I hurried eagerly away to the office of the superintendent of police. An awkward squad of white recruits was sprinkling with perspiration the green before the government bungalow, from which a servant emerged to inquire my errand. The alacrity with which I was admitted to the inner sanctum aroused within me visions of myself in uniform that were by no means dispelled by the hasty examination to which the superintendent subjected me.

“Yes! Yes!” he broke in, before I had answered his last question; “I think we can take you on all right. By the way, what part of the country are you from? You’ll be from Yorkshire side, I take it?”

“United States.”

“A-oh! You don’t say so? An American! Really, you don’t look it, you know. What a shame! Had a beat all picked out for you. But as an American you’d better go to the Philippines and apply on the force there. We can’t give you anything in Ceylon or India, don’t you know. Awfully sorry. Good day.”

None but a man ignorant of the ways of the Far East could have conceived my second scheme in one sleepless night. It was suggested by the fact that, in earlier years, I had, as the Englishman puts it, “gone in for” cross-country running. Returning to Almeida’s, I soon picked up a partner for the projected enterprise.

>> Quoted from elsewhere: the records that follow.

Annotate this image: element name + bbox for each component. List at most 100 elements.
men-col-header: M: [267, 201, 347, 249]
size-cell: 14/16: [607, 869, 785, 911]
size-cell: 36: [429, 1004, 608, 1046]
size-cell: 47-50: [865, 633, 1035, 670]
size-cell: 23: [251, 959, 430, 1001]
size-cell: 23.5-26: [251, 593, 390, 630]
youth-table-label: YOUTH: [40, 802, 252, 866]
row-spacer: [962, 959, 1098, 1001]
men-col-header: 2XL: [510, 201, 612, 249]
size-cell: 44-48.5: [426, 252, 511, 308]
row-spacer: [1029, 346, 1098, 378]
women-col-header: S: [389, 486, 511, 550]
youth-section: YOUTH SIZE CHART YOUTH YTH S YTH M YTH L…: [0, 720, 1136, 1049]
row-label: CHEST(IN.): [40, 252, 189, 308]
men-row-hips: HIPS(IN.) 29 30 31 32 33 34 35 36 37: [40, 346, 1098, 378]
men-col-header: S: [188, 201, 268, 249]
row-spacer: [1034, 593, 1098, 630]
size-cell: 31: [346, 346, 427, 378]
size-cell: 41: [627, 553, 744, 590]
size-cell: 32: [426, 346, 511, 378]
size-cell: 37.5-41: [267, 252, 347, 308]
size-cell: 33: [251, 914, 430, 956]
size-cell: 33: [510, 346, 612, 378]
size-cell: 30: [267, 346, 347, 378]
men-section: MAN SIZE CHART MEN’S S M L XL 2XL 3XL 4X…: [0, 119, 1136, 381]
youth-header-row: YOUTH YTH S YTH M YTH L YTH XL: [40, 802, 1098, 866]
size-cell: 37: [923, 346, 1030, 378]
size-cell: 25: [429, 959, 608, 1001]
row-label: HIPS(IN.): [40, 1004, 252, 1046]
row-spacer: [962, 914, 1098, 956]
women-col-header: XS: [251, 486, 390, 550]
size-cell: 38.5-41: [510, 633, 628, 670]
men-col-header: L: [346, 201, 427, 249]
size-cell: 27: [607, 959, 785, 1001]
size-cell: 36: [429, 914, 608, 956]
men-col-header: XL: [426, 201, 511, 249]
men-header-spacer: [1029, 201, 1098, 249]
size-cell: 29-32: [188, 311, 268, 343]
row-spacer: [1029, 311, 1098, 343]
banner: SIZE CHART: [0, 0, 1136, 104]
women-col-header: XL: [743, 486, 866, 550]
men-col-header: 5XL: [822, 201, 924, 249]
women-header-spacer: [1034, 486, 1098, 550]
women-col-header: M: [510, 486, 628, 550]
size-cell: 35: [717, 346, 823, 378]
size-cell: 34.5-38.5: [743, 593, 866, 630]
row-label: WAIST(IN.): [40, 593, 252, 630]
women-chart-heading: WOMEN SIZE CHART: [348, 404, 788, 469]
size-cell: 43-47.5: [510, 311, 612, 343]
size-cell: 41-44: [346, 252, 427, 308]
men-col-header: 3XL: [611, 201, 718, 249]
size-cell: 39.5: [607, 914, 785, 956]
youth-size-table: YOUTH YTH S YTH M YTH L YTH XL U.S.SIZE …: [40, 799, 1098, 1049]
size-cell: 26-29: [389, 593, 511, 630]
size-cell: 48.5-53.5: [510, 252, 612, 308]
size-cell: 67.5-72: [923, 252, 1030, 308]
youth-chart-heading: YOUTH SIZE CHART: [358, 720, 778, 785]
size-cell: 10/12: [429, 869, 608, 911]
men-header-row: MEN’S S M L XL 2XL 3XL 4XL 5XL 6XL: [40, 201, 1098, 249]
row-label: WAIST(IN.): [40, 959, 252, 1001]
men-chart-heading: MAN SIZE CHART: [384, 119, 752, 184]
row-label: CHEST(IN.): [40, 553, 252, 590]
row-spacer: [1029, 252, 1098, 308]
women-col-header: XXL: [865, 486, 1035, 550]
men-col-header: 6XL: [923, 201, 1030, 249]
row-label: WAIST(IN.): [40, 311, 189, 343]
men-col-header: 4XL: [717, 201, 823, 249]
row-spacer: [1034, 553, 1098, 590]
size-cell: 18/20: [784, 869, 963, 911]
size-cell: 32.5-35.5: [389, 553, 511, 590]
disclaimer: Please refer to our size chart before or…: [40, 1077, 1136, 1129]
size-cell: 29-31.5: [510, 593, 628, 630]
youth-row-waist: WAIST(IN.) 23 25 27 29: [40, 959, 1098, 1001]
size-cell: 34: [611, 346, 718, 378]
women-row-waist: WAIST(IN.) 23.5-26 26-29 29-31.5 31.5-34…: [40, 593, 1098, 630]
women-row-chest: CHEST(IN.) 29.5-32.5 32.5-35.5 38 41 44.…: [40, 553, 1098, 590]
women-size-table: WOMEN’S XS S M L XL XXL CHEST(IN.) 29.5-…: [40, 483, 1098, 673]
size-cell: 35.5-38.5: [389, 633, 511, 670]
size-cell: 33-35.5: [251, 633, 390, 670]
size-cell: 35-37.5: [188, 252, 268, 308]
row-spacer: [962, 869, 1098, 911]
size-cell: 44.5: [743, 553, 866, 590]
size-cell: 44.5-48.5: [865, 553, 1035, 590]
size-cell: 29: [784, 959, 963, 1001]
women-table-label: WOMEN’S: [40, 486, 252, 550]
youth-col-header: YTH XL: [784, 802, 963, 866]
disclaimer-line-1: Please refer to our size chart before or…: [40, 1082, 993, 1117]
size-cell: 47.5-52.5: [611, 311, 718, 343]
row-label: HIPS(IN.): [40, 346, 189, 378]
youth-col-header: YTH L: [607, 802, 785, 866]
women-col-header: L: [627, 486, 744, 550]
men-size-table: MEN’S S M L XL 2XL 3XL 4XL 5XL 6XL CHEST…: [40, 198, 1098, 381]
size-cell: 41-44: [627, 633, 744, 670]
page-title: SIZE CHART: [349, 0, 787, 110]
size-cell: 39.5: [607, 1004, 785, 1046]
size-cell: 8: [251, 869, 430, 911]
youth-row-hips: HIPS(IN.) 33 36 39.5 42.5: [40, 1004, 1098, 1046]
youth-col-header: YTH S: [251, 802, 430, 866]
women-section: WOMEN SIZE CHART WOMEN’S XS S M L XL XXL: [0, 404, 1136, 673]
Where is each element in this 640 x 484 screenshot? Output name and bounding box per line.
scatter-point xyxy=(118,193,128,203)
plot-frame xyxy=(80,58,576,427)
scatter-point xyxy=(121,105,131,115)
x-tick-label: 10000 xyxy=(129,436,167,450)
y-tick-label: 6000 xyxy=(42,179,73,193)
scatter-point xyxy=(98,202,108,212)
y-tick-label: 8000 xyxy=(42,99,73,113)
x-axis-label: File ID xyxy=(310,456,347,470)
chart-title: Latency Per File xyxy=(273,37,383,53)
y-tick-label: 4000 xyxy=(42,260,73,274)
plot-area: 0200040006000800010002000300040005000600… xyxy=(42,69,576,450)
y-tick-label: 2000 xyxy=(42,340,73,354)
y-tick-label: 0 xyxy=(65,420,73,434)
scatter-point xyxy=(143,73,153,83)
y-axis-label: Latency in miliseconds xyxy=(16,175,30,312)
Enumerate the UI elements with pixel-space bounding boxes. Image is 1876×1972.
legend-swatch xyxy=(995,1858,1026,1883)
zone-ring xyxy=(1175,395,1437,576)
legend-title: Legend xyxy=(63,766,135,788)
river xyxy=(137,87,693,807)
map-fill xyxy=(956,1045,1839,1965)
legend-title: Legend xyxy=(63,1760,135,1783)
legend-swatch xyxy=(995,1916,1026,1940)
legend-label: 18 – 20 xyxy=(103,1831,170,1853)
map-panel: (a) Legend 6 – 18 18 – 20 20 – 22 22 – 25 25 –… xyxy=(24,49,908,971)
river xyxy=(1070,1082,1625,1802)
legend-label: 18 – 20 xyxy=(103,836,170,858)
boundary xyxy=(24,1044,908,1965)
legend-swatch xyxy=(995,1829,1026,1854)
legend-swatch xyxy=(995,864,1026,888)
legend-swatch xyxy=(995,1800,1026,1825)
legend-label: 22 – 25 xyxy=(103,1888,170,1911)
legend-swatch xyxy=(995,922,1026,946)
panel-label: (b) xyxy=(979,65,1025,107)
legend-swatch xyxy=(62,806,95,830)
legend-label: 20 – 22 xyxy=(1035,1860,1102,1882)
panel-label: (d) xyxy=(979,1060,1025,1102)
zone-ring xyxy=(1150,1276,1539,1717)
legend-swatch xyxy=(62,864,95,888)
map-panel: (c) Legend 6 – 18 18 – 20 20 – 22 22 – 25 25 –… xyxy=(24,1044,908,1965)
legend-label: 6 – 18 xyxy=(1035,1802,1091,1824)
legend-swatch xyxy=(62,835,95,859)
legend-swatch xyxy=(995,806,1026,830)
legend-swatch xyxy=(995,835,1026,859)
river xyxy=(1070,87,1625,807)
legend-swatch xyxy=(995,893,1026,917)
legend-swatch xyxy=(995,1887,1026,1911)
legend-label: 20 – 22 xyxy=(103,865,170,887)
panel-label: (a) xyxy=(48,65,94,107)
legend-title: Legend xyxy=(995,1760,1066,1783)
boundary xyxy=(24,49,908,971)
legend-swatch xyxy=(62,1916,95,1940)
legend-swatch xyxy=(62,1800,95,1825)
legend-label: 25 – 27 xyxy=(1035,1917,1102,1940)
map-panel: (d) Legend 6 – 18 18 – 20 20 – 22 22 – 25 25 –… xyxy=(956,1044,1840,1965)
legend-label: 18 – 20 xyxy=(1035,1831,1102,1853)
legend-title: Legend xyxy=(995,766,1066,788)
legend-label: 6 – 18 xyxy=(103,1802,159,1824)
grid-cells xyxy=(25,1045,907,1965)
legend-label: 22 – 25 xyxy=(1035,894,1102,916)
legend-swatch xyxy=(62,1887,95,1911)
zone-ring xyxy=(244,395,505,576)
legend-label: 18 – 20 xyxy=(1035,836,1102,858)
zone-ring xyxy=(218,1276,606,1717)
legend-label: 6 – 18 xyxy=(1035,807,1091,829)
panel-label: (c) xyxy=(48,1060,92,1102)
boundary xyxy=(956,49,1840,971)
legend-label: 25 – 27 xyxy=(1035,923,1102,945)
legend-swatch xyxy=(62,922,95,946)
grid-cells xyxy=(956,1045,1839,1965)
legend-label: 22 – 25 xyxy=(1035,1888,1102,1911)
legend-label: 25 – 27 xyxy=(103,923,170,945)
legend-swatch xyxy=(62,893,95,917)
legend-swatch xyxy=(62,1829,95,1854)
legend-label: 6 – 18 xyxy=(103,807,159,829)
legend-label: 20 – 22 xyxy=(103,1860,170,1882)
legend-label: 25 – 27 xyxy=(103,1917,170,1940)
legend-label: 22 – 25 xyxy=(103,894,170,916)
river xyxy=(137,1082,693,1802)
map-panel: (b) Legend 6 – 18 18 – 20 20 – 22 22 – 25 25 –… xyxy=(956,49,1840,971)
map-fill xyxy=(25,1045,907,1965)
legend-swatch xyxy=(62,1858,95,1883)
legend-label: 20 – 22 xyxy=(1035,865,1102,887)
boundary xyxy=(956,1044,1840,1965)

He was a young and lanky Englishman, who, though he had never indulged in athletic sports, was certain that in eluding for a decade the police of four continents he had developed a record-breaking stride.

In a shady corner of Gordon Gardens we arranged the details of our plan, which was—why not admit it at once?—to become ’rickshaw runners. The hollow-chested natives who plied this equestrian vocation leased their vehicles from the American consul. That official surely would be glad to rent the two fine, new carriages that stood idle in his establishment. The license would cost little. Cloth slippers that sold for a few cents in the bazaars would render us as light-footed as our competitors. We could not, of course, offer indiscriminate service. Half the population of Colombo would have swept down upon us, clamoring for the unheard-of honor of riding behind a sahib. But nothing would be easier than to hang above our licenses the announcement, “for white men only.”